Müslüman Kardeşler, Almanya’daki Nazi örgütlenmesinden esinlenmişlerdi. Aslında Arap dünyasındaki Yahudi düşmanlığı, Müslüman Kardeşlerin Nazizme karşı sempati ile yaklaşmalarının bir başka nedendi.
BİRADERLER İÇİN OKULLAR
1938’de, Müslüman Kardeşler üyeleri taburlar halinde örgütlendi. Her tabur işçiler, öğrenciler, iş adamları ve serbest meslek mensupları olarak üç gruptan oluşuyordu. Her grup haftada bir kez bir araya geliyor ve sabaha kadar ibadet ediyorlar, eğitmenlerden dersler alıyorlardı. 1943’te taburlar 10 kişilik “aileler” halinde örgütlendi. Aileler haftada bir toplanıyordu. Aile bireylerinin alkol, kumar, v.b. gibi kötü yola sapmaları yasaklanmıştı. Evli çiftlerden yalnızca biri örgüte katıldığında evlilikleri sayılmıyordu. Aileler taburlara, taburlar da merkez karargaha bağlıydılar.
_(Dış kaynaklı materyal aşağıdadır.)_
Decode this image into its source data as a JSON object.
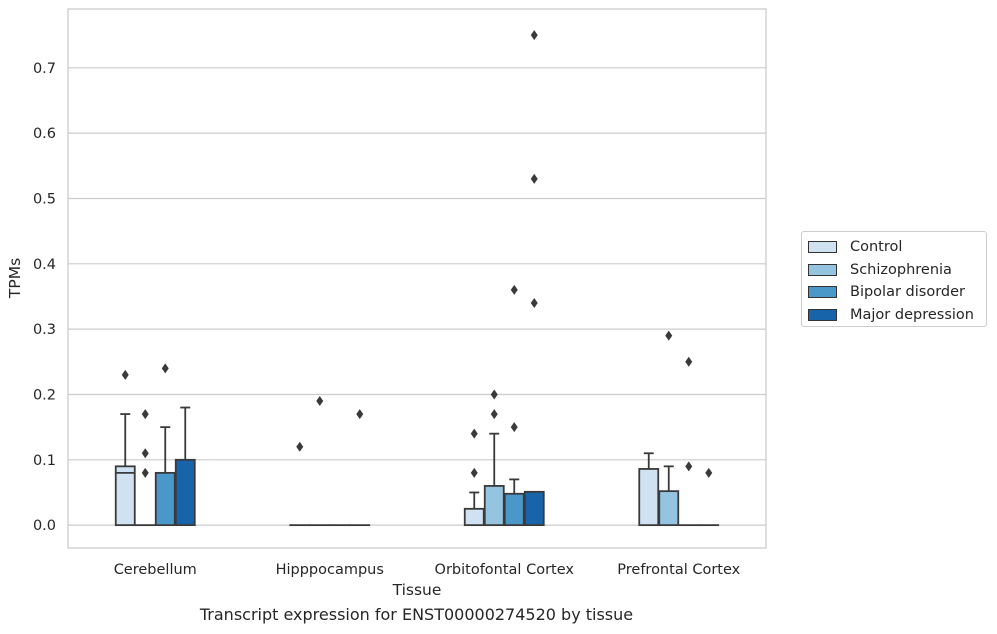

Biraderler her cami inşaatının yanına erkek ve kız okulları açıyorlardı. Ayrıca oluşturdukları izci örgütlenmeleriyle gençlerin fiziksel ve politik yetenekleri geliştiriliyordu. Bu gençlik kuruluşları İkinci Dünya savaşı döneminde Mısır’ın en güçlü gençlik örgütleri haline geldi.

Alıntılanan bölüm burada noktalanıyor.